2. Average return on book value.

3. Internal rate of return.

1.

**Payback method** – initial investment of a project should be recoverable within some specified cutoff period. The payback period is calculated by counting the number of years it takes to forecasted cash flow to equal initial investment. This method does not take into account the fact that different projects have different level of risk. The decision is based on a cutoff year accepted by the company. If a company accepts payback rule of 1, then both projects are unacceptable, if a company accepts payback rule of 4 than both projects are attractive. The rule treats all cash inflows before cutoff date equally and it ignores money coming in after cutoff date.

2.

**Average return on book value.** To calculate the return on book value you need to divide the average estimated profits by the average book value of the investment. The rule does not consider the timing of cash flow but rather only average accounting income. There two series problems with this approach. First, because the method considers only averages, it does not recognize the fact that immediate receipts are more valuable than future ones. The average return on book value treats distant cash flows as valuable as the immediate ones. Second, accounting income and cash flows are usually very different. The decision on either to accept a project or reject it will depend on a company accepted average return on book value, which is usually current book return. As a result, a company with a high book return on existing business may tend to reject a good future project. Or a company with low book returns on existing business may accept bad projects.

3.

**Internal Rate of Return**. The internal rate of return is defined as the discount rate that makes NPV (net present value) equal to zero. The IRR (internal rate of return) rule is to accept a project if the IRR is higher than opportunity cost of capital. If it is than it means that the project has positive NPV.

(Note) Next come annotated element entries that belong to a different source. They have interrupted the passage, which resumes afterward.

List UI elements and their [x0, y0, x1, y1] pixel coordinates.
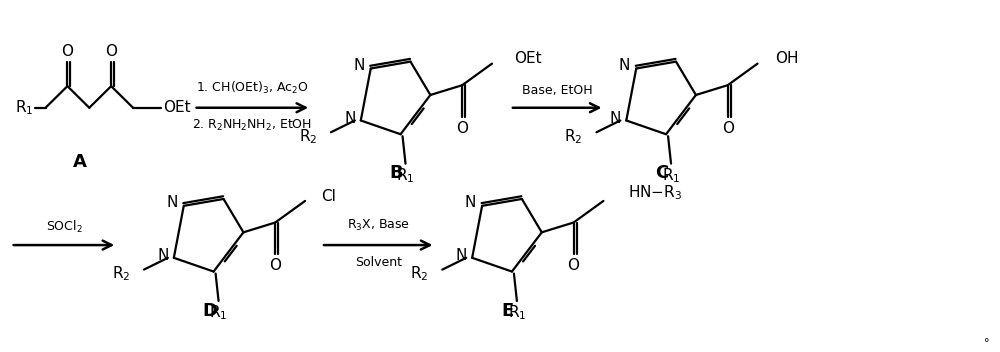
- Text: N: N: [465, 195, 476, 210]
- Text: N: N: [344, 111, 356, 126]
- Text: N: N: [619, 58, 630, 73]
- Text: R$_3$X, Base: R$_3$X, Base: [347, 218, 410, 233]
- Text: N: N: [353, 58, 365, 73]
- Text: OEt: OEt: [514, 51, 542, 66]
- Text: A: A: [72, 153, 86, 171]
- Text: O: O: [568, 258, 580, 273]
- Text: O: O: [269, 258, 281, 273]
- Text: Solvent: Solvent: [355, 256, 402, 269]
- Text: O: O: [456, 121, 468, 136]
- Text: R$_2$: R$_2$: [410, 264, 428, 283]
- Text: SOCl$_2$: SOCl$_2$: [46, 219, 82, 235]
- Text: R$_1$: R$_1$: [209, 303, 228, 322]
- Text: R$_1$: R$_1$: [508, 303, 526, 322]
- Text: R$_2$: R$_2$: [112, 264, 130, 283]
- Text: R$_2$: R$_2$: [564, 127, 583, 145]
- Text: N: N: [610, 111, 621, 126]
- Text: N: N: [166, 195, 178, 210]
- Text: R$_1$: R$_1$: [396, 166, 415, 185]
- Text: R$_1$: R$_1$: [15, 99, 33, 117]
- Text: 2. R$_2$NH$_2$NH$_2$, EtOH: 2. R$_2$NH$_2$NH$_2$, EtOH: [192, 118, 312, 133]
- Text: °: °: [984, 338, 989, 348]
- Text: OH: OH: [775, 51, 799, 66]
- Text: C: C: [655, 164, 669, 182]
- Text: O: O: [722, 121, 734, 136]
- Text: R$_1$: R$_1$: [662, 166, 680, 185]
- Text: OEt: OEt: [163, 100, 191, 115]
- Text: 1. CH(OEt)$_3$, Ac$_2$O: 1. CH(OEt)$_3$, Ac$_2$O: [196, 80, 309, 96]
- Text: HN$-$R$_3$: HN$-$R$_3$: [628, 184, 683, 202]
- Text: R$_2$: R$_2$: [299, 127, 317, 145]
- Text: D: D: [202, 302, 217, 320]
- Text: O: O: [61, 44, 73, 59]
- Text: Base, EtOH: Base, EtOH: [522, 83, 592, 96]
- Text: O: O: [105, 44, 117, 59]
- Text: E: E: [502, 302, 514, 320]
- Text: Cl: Cl: [321, 189, 336, 203]
- Text: B: B: [390, 164, 403, 182]
- Text: N: N: [456, 249, 467, 263]
- Text: N: N: [157, 249, 169, 263]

There are a couple of drawbacks when applying IRR rule.

3.1 The IRR rule, to accept projects with IRR higher than opportunity cost of capital, works only if we are investing money (landing it). If we analyze project where we are borrowing money, we would look for IRR which is lower than opportunity cost of capital.

3.2 The IRR rule may not work with projects that have double change in the flow of cash stream (mixed inflows and outflows throughout the project life).

- IRR rule may show a rate which is higher than opportunity cost of capital, however NRV may be negative.

- A project may have multiple internal rates of return.

- A project may not have IRR.

In such cases IRR method will not be adequate.